NFS relies on the SunRPC (Remote Procedure Call) framework for all client-server communication. The kernel’s sunrpc subsystem manages connection pools, request queuing, transport protocols, and memory registration for NFS operations. Key performance aspects include:

RPC Slot Tables: Control the maximum number of concurrent outstanding requests, directly affecting parallelism and preventing server overload
Transport Management: Handles TCP, UDP, and RDMA connections with different performance characteristics and resource requirements
Memory Registration: For RDMA transports, manages efficient memory region registration to minimize latency for high-speed networks
Flow Control: Balances client request rates with server capacity and network bandwidth to prevent congestion

Understanding these subsystems helps explain why tuning RPC parameters can dramatically impact NFS performance, especially in high-concurrency or high-bandwidth environments.

RPC and Network Stack Parameters

The following table summarizes the key SunRPC parameters for NFS performance tuning:

SunRPC Parameters (sunrpc.*)
Parameter	Value	Remarks
`tcp_slot_table_entries`	128	Max concurrent TCP RPC requests. Increase request backlog for higher concurrency under heavy load scenarios.
`udp_slot_table_entries`	128	Max concurrent UDP RPC requests. Less common in modern deployments.
`rdma_slot_table_entries`	256	Max outstanding RDMA requests. Tune based on server-to-node ratio and workload concurrency requirements.
`rdma_pad_optimize`	1	Enabled. RDMA message padding for better memory alignment.
`rdma_max_inline_read`	MTU - 256	Max inline RDMA read size. Set to MTU minus 256 bytes for headers (3840 for 4096 MTU).
`rdma_max_inline_write`	MTU - 256	Max inline RDMA write size.
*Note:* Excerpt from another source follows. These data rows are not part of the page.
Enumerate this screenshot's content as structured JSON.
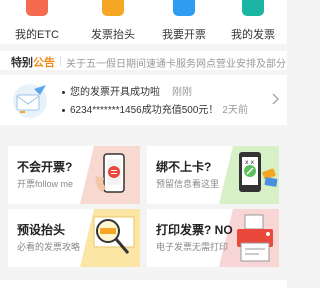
{
  "nav": {
    "items": [
      {
        "label": "我的ETC",
        "icon": "etc-card-icon",
        "color": "#f46b50"
      },
      {
        "label": "发票抬头",
        "icon": "invoice-header-icon",
        "color": "#f5a623"
      },
      {
        "label": "我要开票",
        "icon": "issue-invoice-icon",
        "color": "#2e9cf0"
      },
      {
        "label": "我的发票",
        "icon": "my-invoice-icon",
        "color": "#1cb5a3"
      }
    ]
  },
  "notice": {
    "tag_part1": "特别",
    "tag_part2": "公告",
    "text": "关于五一假日期间速通卡服务网点营业安排及部分业务暂停"
  },
  "messages": [
    {
      "text": "您的发票开具成功啦",
      "time": "刚刚"
    },
    {
      "text": "6234*******1456成功充值500元！",
      "time": "2天前"
    }
  ],
  "tiles": [
    {
      "title": "不会开票?",
      "subtitle": "开票follow me",
      "art": "phone-invoice-icon"
    },
    {
      "title": "绑不上卡?",
      "subtitle": "预留信息看这里",
      "art": "phone-card-icon"
    },
    {
      "title": "预设抬头",
      "subtitle": "必看的发票攻略",
      "art": "magnifier-header-icon"
    },
    {
      "title": "打印发票? NO",
      "subtitle": "电子发票无需打印",
      "art": "printer-icon"
    }
  ],
  "colors": {
    "accent_orange": "#f08c1d",
    "tile_red": "#f7d9d2",
    "tile_green": "#d8f0c6",
    "tile_yellow": "#fbe6a6",
    "tile_pink": "#f8d6d6"
  }
}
Should match inline read value.
`rdma_memreg_strategy`	4	FRMR. Recommended for modern HCAs.

Note

RDMA Parameters: The RDMA-specific parameters only apply when using NFS over RDMA transport. For TCP-only deployments, focus on the TCP slot table and network buffer settings.

Example Configuration

Create a sysctl config file, such as /etc/sysctl.d/99-nfs.conf:

# These should be ideally be already tuned at network subsystem
# level, but included here for completeness
net.core.rmem_default = 16777216
net.core.rmem_max = 134217728
net.core.wmem_default = 16777216
net.core.wmem_max = 134217728

# Increase RPC slot table for high concurrency
sunrpc.tcp_slot_table_entries = 128
sunrpc.udp_slot_table_entries = 128

# Settings for NFS over RDMA (InfiniBand/RoCE)
sunrpc.rdma_slot_table_entries = 256
sunrpc.rdma_pad_optimize = 1
# Set slightly below MTU to account for headers (e.g., 4096 - 256)
# Recommended for 4096 MTU environments (both IB and RoCEv2)
sunrpc.rdma_max_inline_read = 3840
sunrpc.rdma_max_inline_write = 3840

# Additional RDMA performance tunings
sunrpc.rdma_memreg_strategy = 4

To apply the settings without rebooting, run sysctl --system.

Tip

Incremental Tuning: Start with conservative values and increase gradually while monitoring performance and memory usage. Higher slot table entries improve concurrency but increase memory consumption.

Caching Infrastructure 

Client-side caching provides system-wide performance benefits for frequently accessed data patterns.

Standard Client-Side Caching

Cachefilesd enables local caching of NFS files, significantly improving performance for frequently accessed and infrequently changed data.

systemctl enable --now cachefilesd

To enable caching for an NFS mount, add the fsc option to the mount command in /etc/fstab.

your.nfs.server:/export /mount/point nfs defaults,fsc 0 0

Tuning Cachefilesd for HPC Workloads

For demanding HPC workloads, the default cachefilesd configuration may be insufficient. One common limitation is the maximum number of open file descriptors.

To increase this limit, create a systemd override file /etc/systemd/system/cachefilesd.service.d/limits.conf:

[Service]
LimitNOFILE=65536

Reload the systemd configuration and restart cachefilesd to apply the changes.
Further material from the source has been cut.